I do remember when everyone was excited about Google - with the colourful logo, the funny-sounding yet mathematically-based name, and their "I'm feeling lucky" button. Then I remember youtube coming online and the first new greats of the re-energised internet. I remember "Netscape" and the prominence of Yahoo and other search engines. There were quite a few knocking around. Napster was a cool sounding name and "What do you mean you can just download the song?" was quite a common question. Early attempts at building sites had you looking as much at yahoo and msn rankings as Google :) Then there were a plethora of search engines trying to secure niches, and they couldn't be ignored, then Google started buying everything and we were hearing about how awesome it was to work at their place and about the history of starting in a garage and how the underdogs with the cool motto had risen to power. Then adsense became big and people realised you could make money by letting them advertise on your site, and people thought 'wow', but by that time everything had already become much much more cut-throat. People were starting to question whether they would link to your site without 'a reciprocal' - suddenly words like 'reciprocal' meant something to the owner of a camp-site in southern England. Things started to get very competative, and 'rankings' were really a hot topic. Around this time, article marketing spawned millions of spam article directories and content-creation bots. There were tons of spam link directories where bots could post links. All anchor text was keyphrased up to the teeth, and everyone was into SEO. SEO for Google - nobody "optimised" for the other sites. The controversy was largely around which browser would win, not which search engine - everyone knew that would be Google. By mid 2000's it was basically just Google, people had stopped really caring about the others. The only blips on the radar now seem to be Yandex in Russia and of course Baidu. Apart from them and the possibility of a small portion of traffic being taken if yahoo and bing ever merge, the internet is basically governed by Google now, and it's increasingly clear that they wield more power than many governments - a supra-national self-regulating power that can make or break any business at will. that's a scary amount of power to have given anyone.

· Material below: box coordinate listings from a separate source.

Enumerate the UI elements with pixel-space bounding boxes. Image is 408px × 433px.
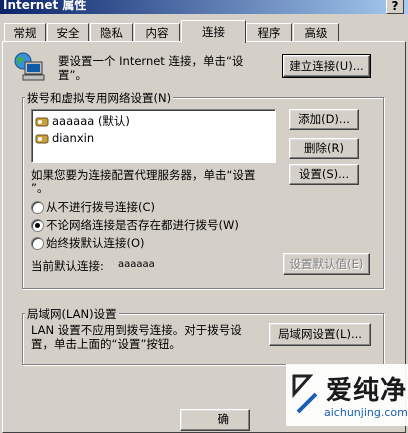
current-default-label: 当前默认连接: (31, 259, 104, 273)
list-item[interactable]: aaaaaa (默认) (35, 113, 130, 129)
setup-connection-button[interactable]: 建立连接(U)... (282, 54, 371, 78)
dialup-connection-icon (35, 133, 49, 145)
radio-dial-whenever[interactable] (31, 219, 44, 232)
dialup-vpn-legend: 拨号和虚拟专用网络设置(N) (25, 90, 174, 106)
watermark-brand: 爱纯净 (326, 376, 408, 406)
computer-globe-icon (12, 52, 46, 85)
radio-dial-whenever-label[interactable]: 不论网络连接是否存在都进行拨号(W) (46, 217, 239, 233)
tab-programs[interactable]: 程序 (246, 23, 292, 42)
set-default-button[interactable]: 设置默认值(E) (283, 253, 370, 275)
title-bar[interactable]: Internet 属性 ? (0, 0, 408, 14)
lan-settings-legend: 局域网(LAN)设置 (25, 306, 119, 322)
radio-always-dial-default-label[interactable]: 始终拨默认连接(O) (46, 235, 145, 251)
tab-privacy[interactable]: 隐私 (90, 23, 133, 42)
radio-never-dial[interactable] (31, 201, 44, 214)
tab-general[interactable]: 常规 (4, 23, 46, 42)
watermark-logo-icon (292, 374, 318, 414)
current-default-value: aaaaaa (118, 259, 155, 270)
connection-name: dianxin (52, 131, 95, 145)
settings-button[interactable]: 设置(S)... (289, 164, 359, 185)
radio-never-dial-label[interactable]: 从不进行拨号连接(C) (46, 199, 155, 215)
tab-security[interactable]: 安全 (47, 23, 89, 42)
lan-settings-button[interactable]: 局域网设置(L)... (269, 323, 371, 346)
remove-button[interactable]: 删除(R) (289, 138, 359, 159)
list-item[interactable]: dianxin (35, 130, 94, 146)
proxy-instructions-line1: 如果您要为连接配置代理服务器，单击“设置 (31, 168, 256, 182)
add-button[interactable]: 添加(D)... (289, 109, 359, 130)
proxy-instructions-line2: ”。 (31, 181, 49, 195)
radio-always-dial-default[interactable] (31, 237, 44, 250)
tab-advanced[interactable]: 高级 (293, 23, 339, 42)
radio-selected-dot (35, 223, 40, 228)
tab-connections[interactable]: 连接 (181, 20, 246, 43)
window-title: Internet 属性 (3, 0, 87, 12)
ok-button[interactable]: 确 (180, 409, 250, 431)
watermark: 爱纯净 aichunjing.com (286, 364, 408, 426)
watermark-url: aichunjing.com (324, 406, 408, 419)
tab-content[interactable]: 内容 (134, 23, 180, 42)
setup-instructions-line2: 置”。 (58, 68, 87, 82)
connection-list[interactable]: aaaaaa (默认) dianxin (31, 109, 276, 163)
lan-instructions-line2: 置，单击上面的“设置”按钮。 (31, 337, 181, 351)
dialup-connection-icon (35, 116, 49, 128)
connection-name: aaaaaa (默认) (52, 114, 130, 128)
help-button[interactable]: ? (386, 0, 404, 14)
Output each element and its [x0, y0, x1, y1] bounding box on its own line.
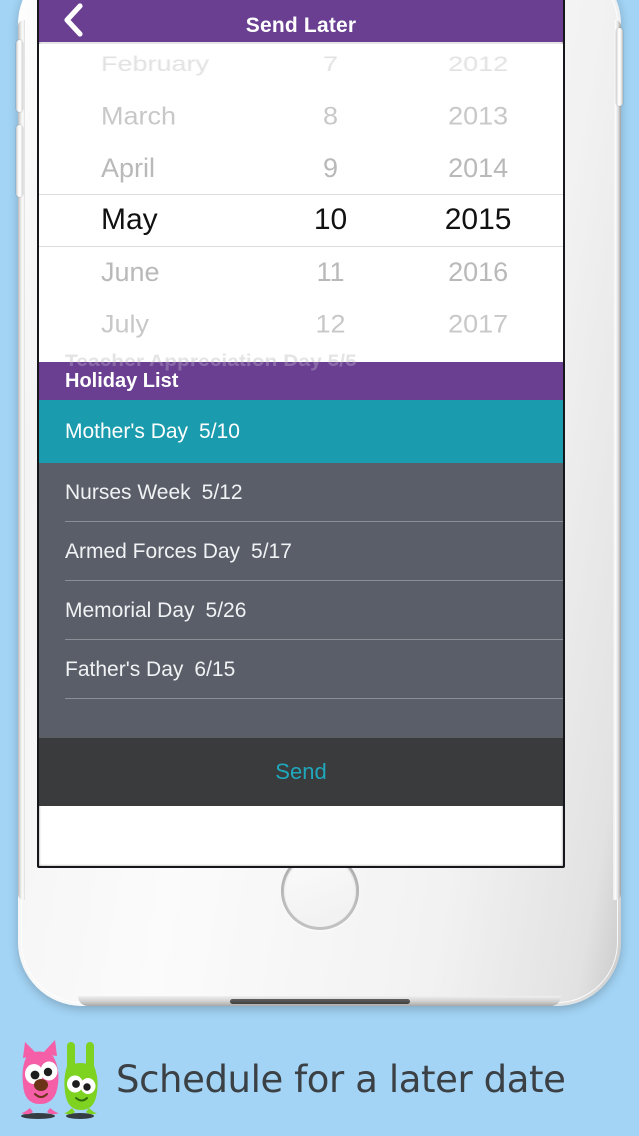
holiday-date: 5/10	[199, 419, 240, 443]
picker-day-option[interactable]: 12	[268, 300, 393, 348]
holiday-list-header: Teacher Appreciation Day 5/5 Holiday Lis…	[39, 362, 563, 400]
phone-screen: Send Later JanuaryFebruaryMarchAprilMayJ…	[37, 0, 565, 868]
power-button[interactable]	[616, 28, 623, 106]
mascot-illustration	[21, 1040, 98, 1119]
picker-day-option[interactable]: 7	[268, 44, 393, 85]
picker-month-option[interactable]: February	[39, 44, 268, 85]
picker-day-option[interactable]: 8	[268, 92, 393, 140]
picker-year-option[interactable]: 2014	[393, 142, 563, 194]
caption-text: Schedule for a later date	[116, 1057, 566, 1101]
picker-month-option[interactable]: July	[39, 300, 268, 348]
green-bunny-mascot	[64, 1042, 98, 1115]
holiday-name: Nurses Week	[65, 480, 191, 504]
chevron-left-icon	[64, 3, 83, 37]
holiday-date: 5/26	[205, 598, 247, 622]
holiday-name: Mother's Day	[65, 419, 189, 443]
picker-year-option[interactable]: 2016	[393, 246, 563, 298]
holiday-name: Armed Forces Day	[65, 539, 241, 563]
holiday-date: 5/17	[251, 539, 292, 563]
back-button[interactable]	[53, 0, 93, 40]
picker-ghost-row: Teacher Appreciation Day 5/5	[39, 346, 563, 362]
picker-day-option-selected[interactable]: 10	[268, 194, 393, 246]
date-picker[interactable]: JanuaryFebruaryMarchAprilMayJuneJulyAugu…	[39, 44, 563, 362]
holiday-row[interactable]: Memorial Day 5/26	[39, 581, 563, 640]
pink-cat-mascot	[21, 1040, 59, 1115]
holiday-date: 6/15	[194, 657, 236, 681]
picker-month-option[interactable]: March	[39, 92, 268, 140]
picker-column-day[interactable]: 67891011121314	[268, 44, 393, 362]
picker-year-option[interactable]: 2017	[393, 300, 563, 348]
row-separator	[65, 698, 563, 699]
holiday-row[interactable]: Father's Day 6/15	[39, 640, 563, 699]
page-title: Send Later	[245, 14, 357, 37]
phone-side-rail-right	[613, 20, 621, 900]
picker-month-option[interactable]: April	[39, 142, 268, 194]
send-button[interactable]: Send	[39, 737, 563, 806]
send-button-label: Send	[275, 759, 327, 784]
picker-year-option-selected[interactable]: 2015	[393, 194, 563, 246]
holiday-name: Father's Day	[65, 657, 184, 681]
holiday-row-selected[interactable]: Mother's Day 5/10	[39, 400, 563, 463]
holiday-list-header-label: Holiday List	[65, 369, 179, 392]
holiday-list[interactable]: Mother's Day 5/10 Nurses Week 5/12 Armed For…	[39, 400, 563, 737]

Oh yes keep the web "free", alive, but very few seem to understand Google is stealing the freedom from the moment THEY said want to make a -better web-. Who? them. How? the way they like it. Thanks for trying but you are trying just too dm hard. Suddenly a lot of rules are being dictated by G around what it's good and what's not.


Great retrospective, we shouldn't take google so easily, they are big players and should be watched closely... great read


Fun read and well explained, you have some good points there.